Dibutuhkan, Pemimpin Bernyali Besar

oleh
banner 468x60

Jakarta, pelitabaru.com – “Korupsi itu seperti penyakit kanker. Bisa dibasmi kalo pemimpinnya punya nyali besar, bukan yang hanya bikin janji,” kata Sahlan penuh semangat.

“Iya, pemimpin yang punya keberanian sangat tinggi, bermental baja, dan berani mengambil risiko demi kesejahteraan rakyatnya,” timpal King.

banner 336x280

Ngomongin maling uang rakyat, sekarang masyarakat ga kaget dan ga heran lagi dengan oknum pejabat publik yang korupsi.

Soalnya, udah bejibun jumlahnya yang ditangkap. Koruptor ngegarong duit rakyat seenaknya aje, ye.

Seperti paling anyar pada Rabu (8/7/2026), ada penggeledahan di rumah Febrie Ardhiansyah (FA),

Jaksa Agung Muda Tindak Pidana Khusus (Jampidsus), dan beberapa tempat lain, dalam dugaan kasus tiga korupsi.

Ujungnya, FA mengundurkan diri dari jabatan terhormat di Kejaksaan Agung tersebut.

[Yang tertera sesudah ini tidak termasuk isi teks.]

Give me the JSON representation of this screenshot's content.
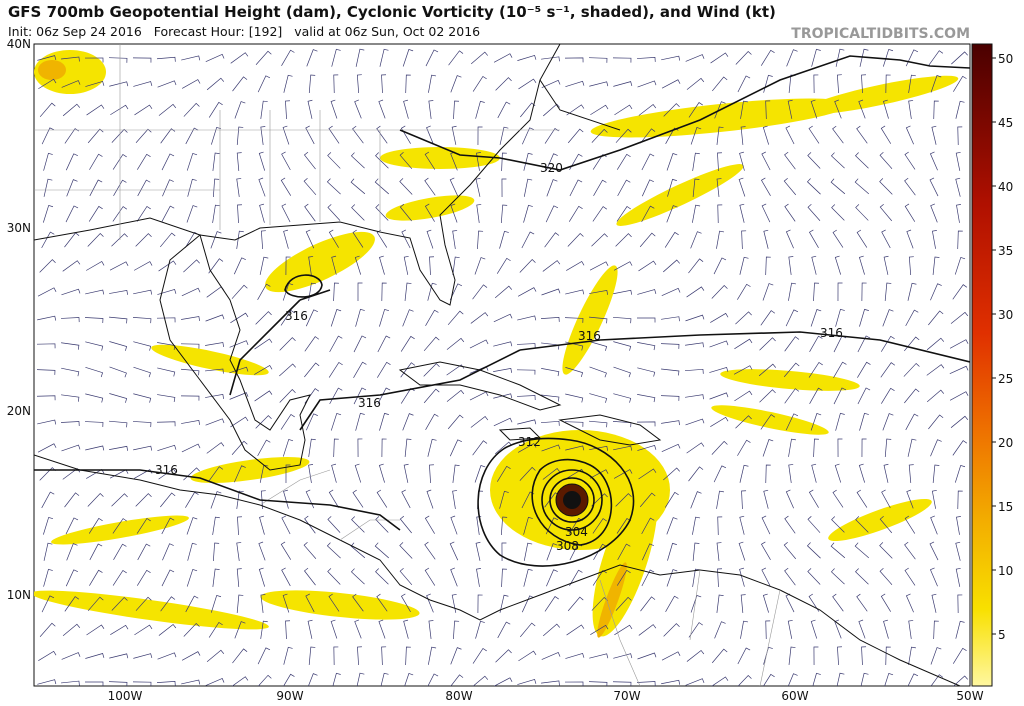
{
  "header": {
    "title": "GFS 700mb Geopotential Height (dam), Cyclonic Vorticity (10⁻⁵ s⁻¹, shaded), and Wind (kt)",
    "subtitle": "Init: 06z Sep 24 2016   Forecast Hour: [192]   valid at 06z Sun, Oct 02 2016",
    "source": "TROPICALTIDBITS.COM"
  },
  "map": {
    "lat_labels": [
      "40N",
      "30N",
      "20N",
      "10N"
    ],
    "lon_labels": [
      "100W",
      "90W",
      "80W",
      "70W",
      "60W",
      "50W"
    ],
    "contour_labels": [
      "320",
      "316",
      "316",
      "316",
      "316",
      "316",
      "312",
      "308",
      "304"
    ]
  },
  "colorbar": {
    "ticks": [
      5,
      10,
      15,
      20,
      25,
      30,
      35,
      40,
      45,
      50
    ]
  }
}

Kemudian pihak polisi  menetapkan FA dan DR (pihak swasta) sebagai tersangka.

Sebelumnya, Bupati Sukoharjo, ES, terjaring operasi tangkap tangan (OTT) Komisi Pemberantasan Korupsi (KPK).

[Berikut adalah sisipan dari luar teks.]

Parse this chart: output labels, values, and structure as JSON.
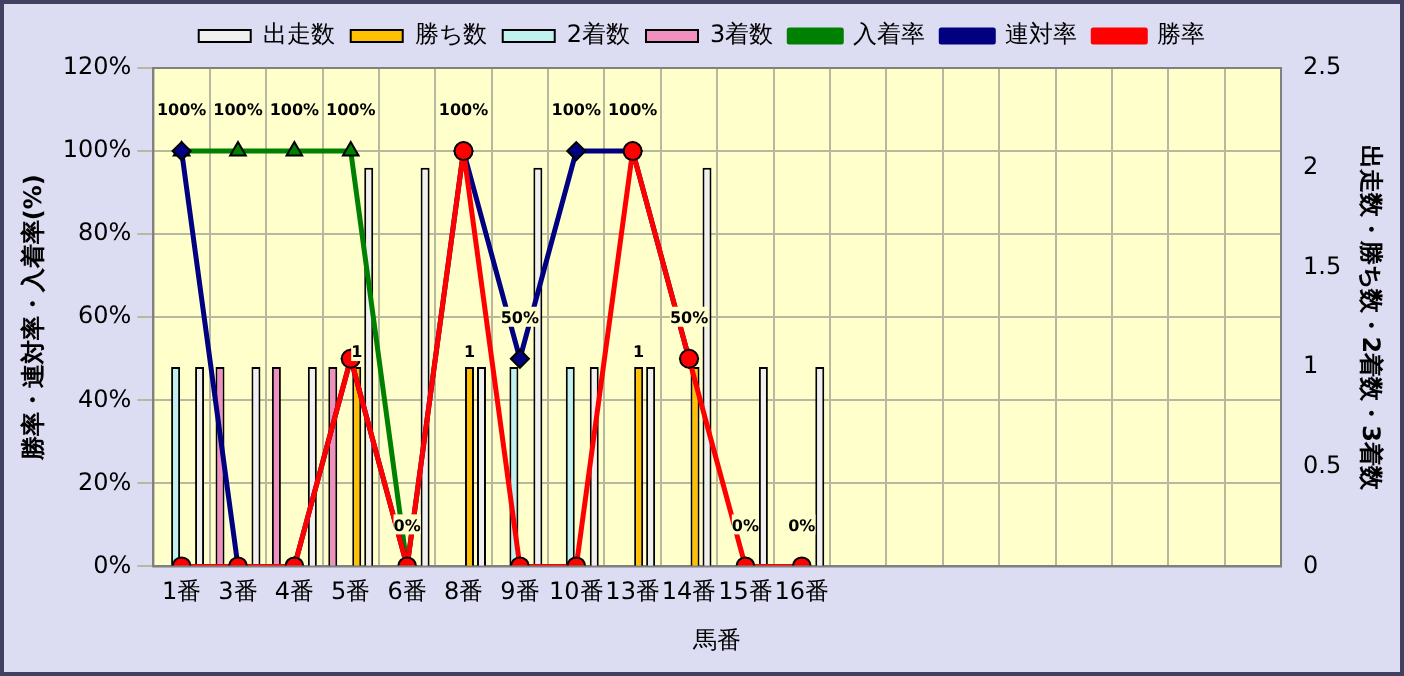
{
  "chart_data": {
    "type": "bar",
    "xlabel": "馬番",
    "ylabel": "勝率・連対率・入着率(%)",
    "y2label": "出走数・勝ち数・2着数・3着数",
    "categories": [
      "1番",
      "3番",
      "4番",
      "5番",
      "6番",
      "8番",
      "9番",
      "10番",
      "13番",
      "14番",
      "15番",
      "16番",
      null,
      null,
      null,
      null,
      null,
      null,
      null,
      null
    ],
    "series": [
      {
        "name": "出走数",
        "axis": "y2",
        "color": "#f0f0f0",
        "values": [
          1,
          1,
          1,
          2,
          2,
          1,
          2,
          1,
          1,
          2,
          1,
          1,
          null,
          null,
          null,
          null,
          null,
          null,
          null,
          null
        ]
      },
      {
        "name": "勝ち数",
        "axis": "y2",
        "color": "#ffc000",
        "values": [
          0,
          0,
          0,
          1,
          0,
          1,
          0,
          0,
          1,
          1,
          0,
          0,
          null,
          null,
          null,
          null,
          null,
          null,
          null,
          null
        ],
        "value_labels": [
          null,
          null,
          null,
          "1",
          null,
          "1",
          null,
          null,
          "1",
          null,
          null,
          null,
          null,
          null,
          null,
          null,
          null,
          null,
          null,
          null
        ]
      },
      {
        "name": "2着数",
        "axis": "y2",
        "color": "#c0f0f0",
        "values": [
          1,
          0,
          0,
          0,
          0,
          0,
          1,
          1,
          0,
          0,
          0,
          0,
          null,
          null,
          null,
          null,
          null,
          null,
          null,
          null
        ]
      },
      {
        "name": "3着数",
        "axis": "y2",
        "color": "#f090c0",
        "values": [
          0,
          1,
          1,
          1,
          0,
          0,
          0,
          0,
          0,
          0,
          0,
          0,
          null,
          null,
          null,
          null,
          null,
          null,
          null,
          null
        ]
      },
      {
        "name": "入着率",
        "type": "line",
        "color": "#008000",
        "marker": "triangle",
        "values": [
          100,
          100,
          100,
          100,
          0,
          null,
          null,
          null,
          null,
          null,
          null,
          null,
          null,
          null,
          null,
          null,
          null,
          null,
          null,
          null
        ],
        "value_labels": [
          "100%",
          "100%",
          "100%",
          "100%",
          "0%",
          "100%",
          "50%",
          "100%",
          "100%",
          "50%",
          "0%",
          "0%",
          null,
          null,
          null,
          null,
          null,
          null,
          null,
          null
        ]
      },
      {
        "name": "連対率",
        "type": "line",
        "color": "#000080",
        "marker": "diamond",
        "values": [
          100,
          0,
          0,
          50,
          0,
          100,
          50,
          100,
          100,
          50,
          null,
          null,
          null,
          null,
          null,
          null,
          null,
          null,
          null,
          null
        ]
      },
      {
        "name": "勝率",
        "type": "line",
        "color": "#ff0000",
        "marker": "circle",
        "values": [
          0,
          0,
          0,
          50,
          0,
          100,
          0,
          0,
          100,
          50,
          0,
          0,
          null,
          null,
          null,
          null,
          null,
          null,
          null,
          null
        ]
      }
    ],
    "ylim": [
      0,
      120
    ],
    "yticks": [
      {
        "value": 0,
        "label": "0%"
      },
      {
        "value": 20,
        "label": "20%"
      },
      {
        "value": 40,
        "label": "40%"
      },
      {
        "value": 60,
        "label": "60%"
      },
      {
        "value": 80,
        "label": "80%"
      },
      {
        "value": 100,
        "label": "100%"
      },
      {
        "value": 120,
        "label": "120%"
      }
    ],
    "y2lim": [
      0,
      2.5
    ],
    "y2ticks": [
      0,
      0.5,
      1,
      1.5,
      2,
      2.5
    ],
    "grid": true,
    "legend": "top",
    "line_style": "solid"
  }
}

Jubir KPK Budi Prasetyo, Jumat (10/7/2026), mengatakan perkara ini terkait dugaan pemerasan oleh bupati kepada para perangkat daerah di Kabupaten Sukoharjo, Jawa Tengah.

Dua pekan lalu, Bupati Langkat, Sumatera Utara, kena OTT KPK. KPK tetapkan Bupati Langkat SAF tersangka suap.

Plt Direktur Penyidikan KPK, Achmad Taufik Husein,  Jumat (3/7/2026), mengungkapkan tim  menemukan 55 keping logam platinum dengan total berat kurang lebih 55 kilogram di mobil SAF.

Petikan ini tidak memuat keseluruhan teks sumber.